Considerando todas essas implicações, será necessário delimitar qual papel cada membro do metaverso desempenhará em termos de proteção de dados pessoais, tentando aplicar as regras vigentes. e definir qual legislação territorial se aplicará ao metaverso, levando em conta a ausência de limites claros, afinal interações virtuais podem ocorrer com pessoas de qualquer parte do mundo.

Quanto à segurança digital, seria essencial criar uma rede segura em relação à identidade, propriedade, transações econômicas e qualquer outra atividade que ocorra dentro dela, o que começa pelas normas de assinatura digital e identidade. Em resumo, como ponto de partida, ele deve atender aos mesmos requisitos que se aplicam a plataformas como marketplaces ou sites e aplicativos que processam dados confidenciais e que envolvem riscos para os usuários.

Não resta dúvida de que a criação e implementação do metaverso pode representar um risco agravado para a segurança e privacidade dos usuários em comparação com os enfrentados na Internet hoje. De acordo com a doutrina sobre criminalidade em espaços virtuais, a particularidade de desenvolver-se em um mundo digital não pode excluir um comportamento do campo do Direito, uma vez que não estamos diante de uma ficção, mas de uma nova forma de realidade. Uma situação diferente será que o fato de se desenvolver em um mundo virtual dificulta a comprovação ou o processo de crimes, como acontece na internet e, principalmente, durante seus primórdios, quando nem a legislação nem as autoridades entenderam seu funcionamento, e as regras não contemplaram corretamente os conflitos que surgiram naquele espaço. Por óbvio o Direito é sempre mais lento que o avançar de novas tecnologias, mas isso não pode servir de pretexto para não se regulamentar, e assim causarmos prejuízos as pessoas e empresas.
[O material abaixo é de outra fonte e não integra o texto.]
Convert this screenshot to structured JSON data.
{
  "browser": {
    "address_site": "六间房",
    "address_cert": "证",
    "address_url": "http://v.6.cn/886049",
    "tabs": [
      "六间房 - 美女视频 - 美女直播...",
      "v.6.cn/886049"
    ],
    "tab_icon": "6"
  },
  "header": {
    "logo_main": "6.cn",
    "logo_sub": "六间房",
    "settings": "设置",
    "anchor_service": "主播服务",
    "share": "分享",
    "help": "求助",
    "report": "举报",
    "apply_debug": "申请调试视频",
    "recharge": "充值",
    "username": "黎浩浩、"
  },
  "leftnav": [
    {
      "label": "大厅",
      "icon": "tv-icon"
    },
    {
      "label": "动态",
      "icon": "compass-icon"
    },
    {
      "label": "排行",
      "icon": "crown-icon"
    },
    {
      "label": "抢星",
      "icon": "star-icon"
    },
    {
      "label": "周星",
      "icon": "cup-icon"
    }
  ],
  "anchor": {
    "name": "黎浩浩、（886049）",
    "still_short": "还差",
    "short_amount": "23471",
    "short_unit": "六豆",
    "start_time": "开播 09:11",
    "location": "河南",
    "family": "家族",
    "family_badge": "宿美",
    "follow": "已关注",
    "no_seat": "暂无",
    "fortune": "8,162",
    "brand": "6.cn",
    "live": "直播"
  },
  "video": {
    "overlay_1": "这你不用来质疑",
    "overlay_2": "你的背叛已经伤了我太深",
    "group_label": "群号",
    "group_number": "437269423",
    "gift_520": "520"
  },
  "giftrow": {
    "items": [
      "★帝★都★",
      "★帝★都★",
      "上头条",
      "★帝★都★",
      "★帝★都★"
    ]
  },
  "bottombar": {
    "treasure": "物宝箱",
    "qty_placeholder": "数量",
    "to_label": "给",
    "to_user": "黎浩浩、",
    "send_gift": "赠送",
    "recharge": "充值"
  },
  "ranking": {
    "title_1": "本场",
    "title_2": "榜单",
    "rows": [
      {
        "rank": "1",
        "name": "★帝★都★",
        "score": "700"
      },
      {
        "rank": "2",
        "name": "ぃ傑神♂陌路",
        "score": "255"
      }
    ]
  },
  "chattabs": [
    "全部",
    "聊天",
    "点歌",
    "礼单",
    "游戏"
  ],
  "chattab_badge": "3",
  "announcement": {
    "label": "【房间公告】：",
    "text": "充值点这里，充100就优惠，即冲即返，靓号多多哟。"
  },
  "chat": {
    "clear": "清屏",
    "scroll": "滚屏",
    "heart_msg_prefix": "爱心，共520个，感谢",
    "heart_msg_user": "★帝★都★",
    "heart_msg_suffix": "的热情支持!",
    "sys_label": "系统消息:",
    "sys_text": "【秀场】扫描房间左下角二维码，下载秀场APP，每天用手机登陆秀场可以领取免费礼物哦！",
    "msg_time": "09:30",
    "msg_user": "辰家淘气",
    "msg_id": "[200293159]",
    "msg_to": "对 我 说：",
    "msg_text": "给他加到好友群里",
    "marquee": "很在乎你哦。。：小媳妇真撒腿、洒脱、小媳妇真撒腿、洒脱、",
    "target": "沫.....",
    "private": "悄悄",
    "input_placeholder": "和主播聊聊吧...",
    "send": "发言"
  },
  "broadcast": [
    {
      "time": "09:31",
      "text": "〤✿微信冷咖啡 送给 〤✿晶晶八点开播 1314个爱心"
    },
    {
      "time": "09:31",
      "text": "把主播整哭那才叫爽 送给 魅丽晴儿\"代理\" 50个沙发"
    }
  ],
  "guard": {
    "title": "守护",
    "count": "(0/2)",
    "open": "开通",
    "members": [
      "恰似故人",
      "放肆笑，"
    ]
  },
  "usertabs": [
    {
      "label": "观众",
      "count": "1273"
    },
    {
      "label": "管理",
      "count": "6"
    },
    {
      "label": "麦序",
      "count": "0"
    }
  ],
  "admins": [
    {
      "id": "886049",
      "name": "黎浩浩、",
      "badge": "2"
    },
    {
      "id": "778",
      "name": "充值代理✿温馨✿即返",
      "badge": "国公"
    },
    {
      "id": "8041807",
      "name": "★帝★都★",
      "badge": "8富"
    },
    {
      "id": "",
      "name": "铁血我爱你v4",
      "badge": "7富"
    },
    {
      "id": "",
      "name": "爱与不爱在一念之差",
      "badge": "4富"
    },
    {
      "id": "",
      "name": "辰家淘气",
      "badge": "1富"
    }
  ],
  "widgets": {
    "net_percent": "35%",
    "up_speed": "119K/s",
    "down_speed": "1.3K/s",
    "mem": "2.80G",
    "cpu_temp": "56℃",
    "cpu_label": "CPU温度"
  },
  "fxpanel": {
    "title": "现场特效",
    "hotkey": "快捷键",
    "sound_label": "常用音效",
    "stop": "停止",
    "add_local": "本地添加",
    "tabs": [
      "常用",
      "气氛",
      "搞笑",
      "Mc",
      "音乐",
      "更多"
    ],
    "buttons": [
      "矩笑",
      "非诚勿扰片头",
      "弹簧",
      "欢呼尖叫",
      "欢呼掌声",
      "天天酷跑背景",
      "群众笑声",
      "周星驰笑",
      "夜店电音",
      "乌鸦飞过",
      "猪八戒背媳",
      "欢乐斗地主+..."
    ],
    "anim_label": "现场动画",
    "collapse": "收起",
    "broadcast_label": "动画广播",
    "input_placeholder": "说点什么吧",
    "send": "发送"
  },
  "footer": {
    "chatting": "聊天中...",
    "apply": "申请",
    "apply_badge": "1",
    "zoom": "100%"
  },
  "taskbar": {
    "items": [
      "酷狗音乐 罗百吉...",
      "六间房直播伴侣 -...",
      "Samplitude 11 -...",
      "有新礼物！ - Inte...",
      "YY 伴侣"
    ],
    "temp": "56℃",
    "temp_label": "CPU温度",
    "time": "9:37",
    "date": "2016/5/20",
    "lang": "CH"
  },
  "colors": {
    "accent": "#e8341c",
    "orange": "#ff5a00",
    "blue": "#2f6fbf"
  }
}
Nesses universos digitais, os usuários poderão comercializar produtos e serviços globalmente em troca de criptoativos, o que sugere a necessidade de regular e resolver inúmeras questões de natureza fiscal, criminal ou de lavagem de dinheiro, entre outros, para usufruir de maior segurança jurídica da dívida e ter recursos legais diante de novos cenários desconhecidos. Afinal quanto mais dinheiro passa pelos canais bancários, mais provável é que os governos exerçam controle e evitem fraudes e lavagem de dinheiro na esfera virtual. Nesse sentido, e a partir da premissa de ter um espaço aberto, a manutenção de um sistema com essas características inevitavelmente criará mais oportunidades para o crime que terá que ser monitorado.

Como já destacamos em outros artigos muitos serão os embates legais relacionados as marcas, pois existem marcas como Nike, Louis Vuitton, Hyundai ou Zara que estão tentando incluir seus produtos nas vendas que são feitas neste espaço virtual.

No início do ano tivemos a notícia de que a Hermès teria entrado para o metaverso com sua tradicional bolsa Birkin, imediatamente o assunto viralizou. Afinal quando uma tradicional marca do mundo da mota resolve entrar para o metaverso, imediatamente leva as demais marcas à se pronunciarem sobre os seus planos.

No entanto, de fato existia uma MetaBirkin, porém ela não foi desenvolvida pela grife, mas pela dupla de artistas Mason Rothschild e Eric Ramirez.

Incomodada com a situação, a centenária Hermès, ao ver sua exclusivíssima e cobiçada Birkin comercializada dentro dos NFT’s (sigla em inglês para ‘token não fungível’), imediatamente moveu seu departamento jurídico.

Só para referência, o faturamento das versões online do acessório de luxo já ultrapassou cerca de US$1 milhão.

Detalhes desse processo escrevemos em um outro artigo, mas os números e a peculiaridade podem dar uma dimensão do que vem por ai nesse imenso mundo digital, onde avatares podem criar e ter prejuízos.